一句“我受傷了”,將璃月遊離在邊緣的思緒迅速拉了回來。在最緊要的關頭,她攸地收回銀針,看著因為盛怒身子震動的男子,她突然覺得他很像個孩子。
是的,此刻的男人好像一個暴戾狂妄的大孩子,幽深的紫眸透著濃濃的孤寂,因為生氣,頭上玉冠垂落下來的九串明珠流蘇發出叮鐺的碰撞聲,聲音清冷空絕,如空谷迴響的幽靈。
他好像在說,我受傷了,我是病人,你該讓著我。
如果她沒感覺錯的話,面前這個看似邪惡暴戾的狂野男子,內心只是個受傷的大孩子,她又何必和他逞一時之氣。
男子話音一落,後面侍衛手中的刀刃聲也攸地停止,所有人迷惘的看著兩人,不知道她們玩的是什麼把戲。
但他們可以看出,這個女人和其他女子很不一般,在王的心中也不一般。
男子紫眸裡是滿滿的驚愕與探究,冷冷睨向璃月。

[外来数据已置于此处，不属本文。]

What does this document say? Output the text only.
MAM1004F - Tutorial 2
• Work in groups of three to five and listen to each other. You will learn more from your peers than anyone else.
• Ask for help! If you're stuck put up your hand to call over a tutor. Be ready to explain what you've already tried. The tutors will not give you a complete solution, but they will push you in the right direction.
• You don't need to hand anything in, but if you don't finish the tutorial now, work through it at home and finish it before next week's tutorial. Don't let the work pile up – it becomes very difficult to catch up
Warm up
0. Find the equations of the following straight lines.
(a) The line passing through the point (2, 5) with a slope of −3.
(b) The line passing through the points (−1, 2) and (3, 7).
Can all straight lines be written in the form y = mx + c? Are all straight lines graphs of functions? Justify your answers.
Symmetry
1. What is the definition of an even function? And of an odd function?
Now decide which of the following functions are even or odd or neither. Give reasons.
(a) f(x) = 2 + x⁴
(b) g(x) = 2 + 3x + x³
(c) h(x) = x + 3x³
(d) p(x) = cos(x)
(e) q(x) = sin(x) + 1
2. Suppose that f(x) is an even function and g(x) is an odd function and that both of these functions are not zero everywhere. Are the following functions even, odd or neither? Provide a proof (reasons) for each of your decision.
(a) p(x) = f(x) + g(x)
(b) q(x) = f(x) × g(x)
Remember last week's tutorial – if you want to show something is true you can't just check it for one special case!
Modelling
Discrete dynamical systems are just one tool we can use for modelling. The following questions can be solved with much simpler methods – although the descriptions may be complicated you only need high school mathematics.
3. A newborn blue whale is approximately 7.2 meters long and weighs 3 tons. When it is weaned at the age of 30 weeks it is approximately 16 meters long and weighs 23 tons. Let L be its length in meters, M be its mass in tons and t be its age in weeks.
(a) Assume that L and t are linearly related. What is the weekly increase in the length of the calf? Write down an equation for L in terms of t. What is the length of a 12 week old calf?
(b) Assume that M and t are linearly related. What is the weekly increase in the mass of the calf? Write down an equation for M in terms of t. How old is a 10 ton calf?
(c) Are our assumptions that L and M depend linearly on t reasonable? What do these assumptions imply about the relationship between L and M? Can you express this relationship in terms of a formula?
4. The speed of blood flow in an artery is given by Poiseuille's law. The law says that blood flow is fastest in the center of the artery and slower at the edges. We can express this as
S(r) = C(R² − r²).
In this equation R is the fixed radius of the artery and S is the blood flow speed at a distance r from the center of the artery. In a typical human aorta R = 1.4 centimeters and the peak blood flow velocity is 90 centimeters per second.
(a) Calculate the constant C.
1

一個想動手殺他的女子,怎麼可能是星兒,剛才那股熟悉的感覺瞬間消失殆盡。他根本不用扯開她衣裳檢查有沒有胎記,單憑她那雙冰冷無情的雙眸,他就該感應到,這不是他的星兒才對。
“我已經用七彩針刺了你身上七處穴道,只要再休養兩個時辰,你的內傷會慢慢復原,等休息個幾天後,你胸前青紫色的掌印會完全消失。”璃月將目光移向其他地方,不再看那股陰魅灼熱的視線。
邊上的寐生見主子不再吐血,知道璃月有幾下子,忙拱手向她溫潤道:“多謝小姐救命之恩,我替我家主子感謝你。”
“感謝她做什麼?一物換一命,是她應該的。”
“你不必言謝,一物換一命,只是等價交換罷了!”
沒想到,寐生才說完,璃月和沁驚羽同時出聲,兩人聲音疊在一起,邊上的人差點沒聽清她們到底說的什麼。
正在眾人微微喘氣之時,突然,門外傳來一聲嬌豔的女子聲:“七妹,姐姐來看你了。”
南宮幽若早就瞥見醫廬外面的十二抬金攆,就迅速跑了進來,想一賭轎子主人的風采。
當她看到半斜在榻上的邪魅男子時,一顆心猛地騰得老高,雖然男子戴著面具,可從他那身華麗的衣袍和尊貴的玉冠,她就一眼斷定,這不是那個宛若天神的沁驚羽,又是誰。
“妹妹,這是怎麼了?”南宮幽若整理好自己驚愕緊張的思緒,故作友好的踱到璃月面前,一臉的親切關懷。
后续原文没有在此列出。